Melanie Morrison heard this story a lot as a child. Her father’s hero and mentor, a Presbyterian minister named Henry Edmonds, was a prominent white citizen who doubted Peterson’s guilt and worked to help free him. When Morrison read an article about the Peterson trial two years after her father’s death, she noticed things he had left out, like the reign of terror unleashed on Birmingham’s black community after the crime. She decided to dig deeper.
Host Frank Stasio talks to Morrison about her new book, “Murder on Shades Mountain: The Legal Lynching of Willie Peterson and The Struggle For Justice in Jim Crow Birmingham.” (Duke University Press Books/2018) Morrison will be reading from her book at the Hayti Heritage Center in Durham on Thursday, May 3. She is also giving a talk on Tuesday, May 8 at Scuppernong Books in Greensboro.
Interview Highlights
What happened after the attack of three white women:
I think it’s important to say that the Jefferson County Sheriff and the Birmingham Police came together, and they deputized 250 armed white men to take part in what became known as the largest manhunt in Jefferson County history. And a reign of terror was unleashed on the black community. It's not hyperbolic to say that every black man leaving Birmingham in the days that followed [the crime], by car, bus, train, or on foot, was suspect. And dozens of black men were arrested, detained, and brought to Birmingham from cities all across the South and as far away as Chicago.

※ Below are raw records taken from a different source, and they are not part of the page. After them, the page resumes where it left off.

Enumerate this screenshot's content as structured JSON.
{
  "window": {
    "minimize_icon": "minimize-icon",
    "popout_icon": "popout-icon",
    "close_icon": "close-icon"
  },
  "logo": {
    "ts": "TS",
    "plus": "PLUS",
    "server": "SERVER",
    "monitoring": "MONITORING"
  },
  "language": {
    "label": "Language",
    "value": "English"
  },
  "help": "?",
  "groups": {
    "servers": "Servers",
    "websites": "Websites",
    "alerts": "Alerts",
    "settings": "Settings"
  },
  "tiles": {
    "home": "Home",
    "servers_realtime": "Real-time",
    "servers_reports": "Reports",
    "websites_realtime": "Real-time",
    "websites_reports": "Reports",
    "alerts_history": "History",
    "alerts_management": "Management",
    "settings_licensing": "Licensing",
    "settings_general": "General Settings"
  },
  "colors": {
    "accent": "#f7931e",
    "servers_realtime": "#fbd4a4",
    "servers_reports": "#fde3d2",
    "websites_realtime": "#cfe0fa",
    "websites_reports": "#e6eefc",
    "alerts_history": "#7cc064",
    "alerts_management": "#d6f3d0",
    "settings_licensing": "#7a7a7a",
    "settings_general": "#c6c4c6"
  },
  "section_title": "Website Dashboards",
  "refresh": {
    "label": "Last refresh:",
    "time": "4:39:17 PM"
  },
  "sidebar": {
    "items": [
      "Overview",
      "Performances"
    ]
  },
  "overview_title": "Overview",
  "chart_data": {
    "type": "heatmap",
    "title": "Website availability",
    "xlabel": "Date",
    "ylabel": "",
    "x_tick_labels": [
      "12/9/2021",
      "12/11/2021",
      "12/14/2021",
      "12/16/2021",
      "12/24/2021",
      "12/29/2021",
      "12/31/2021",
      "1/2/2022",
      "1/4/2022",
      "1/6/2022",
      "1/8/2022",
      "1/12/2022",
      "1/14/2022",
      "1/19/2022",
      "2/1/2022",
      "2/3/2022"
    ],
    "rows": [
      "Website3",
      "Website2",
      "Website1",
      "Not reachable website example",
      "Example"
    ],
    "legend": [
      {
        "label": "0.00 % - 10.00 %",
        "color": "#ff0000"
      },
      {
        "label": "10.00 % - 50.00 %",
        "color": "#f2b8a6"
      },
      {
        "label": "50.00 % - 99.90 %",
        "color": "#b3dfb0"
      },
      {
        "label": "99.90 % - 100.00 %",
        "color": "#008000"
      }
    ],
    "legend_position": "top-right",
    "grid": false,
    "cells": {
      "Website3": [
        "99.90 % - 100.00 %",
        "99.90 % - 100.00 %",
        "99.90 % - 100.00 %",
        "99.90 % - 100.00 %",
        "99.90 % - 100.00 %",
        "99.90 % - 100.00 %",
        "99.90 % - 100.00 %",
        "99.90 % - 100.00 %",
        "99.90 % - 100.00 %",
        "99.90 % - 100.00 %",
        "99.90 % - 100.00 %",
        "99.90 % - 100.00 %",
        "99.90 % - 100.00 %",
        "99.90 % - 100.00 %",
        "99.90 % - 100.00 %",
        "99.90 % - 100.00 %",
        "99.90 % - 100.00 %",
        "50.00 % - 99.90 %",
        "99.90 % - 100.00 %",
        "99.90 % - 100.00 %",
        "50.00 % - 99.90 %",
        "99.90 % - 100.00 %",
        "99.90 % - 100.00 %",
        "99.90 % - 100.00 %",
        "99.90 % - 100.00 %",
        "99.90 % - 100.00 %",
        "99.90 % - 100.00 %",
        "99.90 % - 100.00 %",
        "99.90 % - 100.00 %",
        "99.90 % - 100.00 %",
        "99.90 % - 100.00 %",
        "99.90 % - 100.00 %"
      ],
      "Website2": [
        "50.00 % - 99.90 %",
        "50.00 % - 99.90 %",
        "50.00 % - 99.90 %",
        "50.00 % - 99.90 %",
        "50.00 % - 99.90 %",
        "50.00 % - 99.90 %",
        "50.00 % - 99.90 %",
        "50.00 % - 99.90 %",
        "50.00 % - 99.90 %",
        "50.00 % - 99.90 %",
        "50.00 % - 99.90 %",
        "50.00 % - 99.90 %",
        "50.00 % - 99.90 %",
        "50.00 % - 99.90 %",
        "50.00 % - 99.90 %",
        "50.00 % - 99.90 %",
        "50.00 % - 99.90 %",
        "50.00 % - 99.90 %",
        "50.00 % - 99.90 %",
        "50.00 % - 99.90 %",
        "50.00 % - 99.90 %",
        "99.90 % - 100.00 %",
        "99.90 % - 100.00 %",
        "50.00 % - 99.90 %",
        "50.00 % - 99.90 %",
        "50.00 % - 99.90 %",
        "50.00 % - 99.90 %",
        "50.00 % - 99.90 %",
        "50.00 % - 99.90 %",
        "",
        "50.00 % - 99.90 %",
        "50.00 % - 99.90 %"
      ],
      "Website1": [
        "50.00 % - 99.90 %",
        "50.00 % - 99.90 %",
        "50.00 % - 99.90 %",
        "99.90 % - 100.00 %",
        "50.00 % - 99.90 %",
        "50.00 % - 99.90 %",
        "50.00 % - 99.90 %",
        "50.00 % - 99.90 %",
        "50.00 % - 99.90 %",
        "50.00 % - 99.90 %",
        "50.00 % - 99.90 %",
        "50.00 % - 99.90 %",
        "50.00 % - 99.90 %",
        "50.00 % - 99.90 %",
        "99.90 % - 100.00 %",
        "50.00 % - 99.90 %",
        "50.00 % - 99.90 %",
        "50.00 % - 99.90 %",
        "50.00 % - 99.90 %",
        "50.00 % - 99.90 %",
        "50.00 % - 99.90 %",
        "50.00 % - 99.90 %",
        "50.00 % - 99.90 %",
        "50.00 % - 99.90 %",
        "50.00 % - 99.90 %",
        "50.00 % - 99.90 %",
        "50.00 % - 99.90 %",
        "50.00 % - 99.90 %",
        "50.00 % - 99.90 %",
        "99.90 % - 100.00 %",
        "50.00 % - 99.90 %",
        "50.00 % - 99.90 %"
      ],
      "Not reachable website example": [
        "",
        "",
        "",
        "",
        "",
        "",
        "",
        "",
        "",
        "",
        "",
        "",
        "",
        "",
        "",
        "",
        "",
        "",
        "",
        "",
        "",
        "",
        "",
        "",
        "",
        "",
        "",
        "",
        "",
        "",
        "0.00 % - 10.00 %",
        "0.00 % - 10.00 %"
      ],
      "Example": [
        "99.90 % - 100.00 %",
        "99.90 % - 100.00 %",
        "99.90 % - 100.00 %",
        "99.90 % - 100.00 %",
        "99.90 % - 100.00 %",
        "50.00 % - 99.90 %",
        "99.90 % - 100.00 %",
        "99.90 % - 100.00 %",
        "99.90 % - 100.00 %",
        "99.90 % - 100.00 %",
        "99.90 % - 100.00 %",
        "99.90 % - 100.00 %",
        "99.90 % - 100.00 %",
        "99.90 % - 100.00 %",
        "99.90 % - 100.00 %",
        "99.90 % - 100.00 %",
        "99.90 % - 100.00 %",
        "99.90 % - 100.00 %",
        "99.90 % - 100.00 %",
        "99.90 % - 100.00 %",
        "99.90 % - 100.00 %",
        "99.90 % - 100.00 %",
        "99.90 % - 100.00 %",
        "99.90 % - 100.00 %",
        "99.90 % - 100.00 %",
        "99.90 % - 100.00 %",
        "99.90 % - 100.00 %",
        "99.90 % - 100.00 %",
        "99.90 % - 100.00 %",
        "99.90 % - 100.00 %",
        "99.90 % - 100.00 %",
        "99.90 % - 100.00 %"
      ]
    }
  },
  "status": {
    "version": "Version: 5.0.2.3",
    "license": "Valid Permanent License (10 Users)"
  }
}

On Willie Peterson, who was convicted of the crime:
Willie Peterson was a former miner, disabled. He hadn't worked for two years. He was on disability, and he was a former veteran, and he was disabled by tuberculosis. At the time of his arrest he weighed 125 pounds. He had no criminal record whatsoever. He couldn't be up for more than a few hours at a time before having to go back to bed and rest. So it was highly improbable that he could have had the physical capacity to commit these crimes.
On how the Willie Peterson trials affected her father, who was a teenager in Birmingham at the time:
This was an awakening for my father who lived in a white enclave and a racially apartheid city. It was an awakening for him in his teenage years to the reality of white supremacy and judicial injustice in Birmingham. And he widened that cracking open that happened in his consciousness.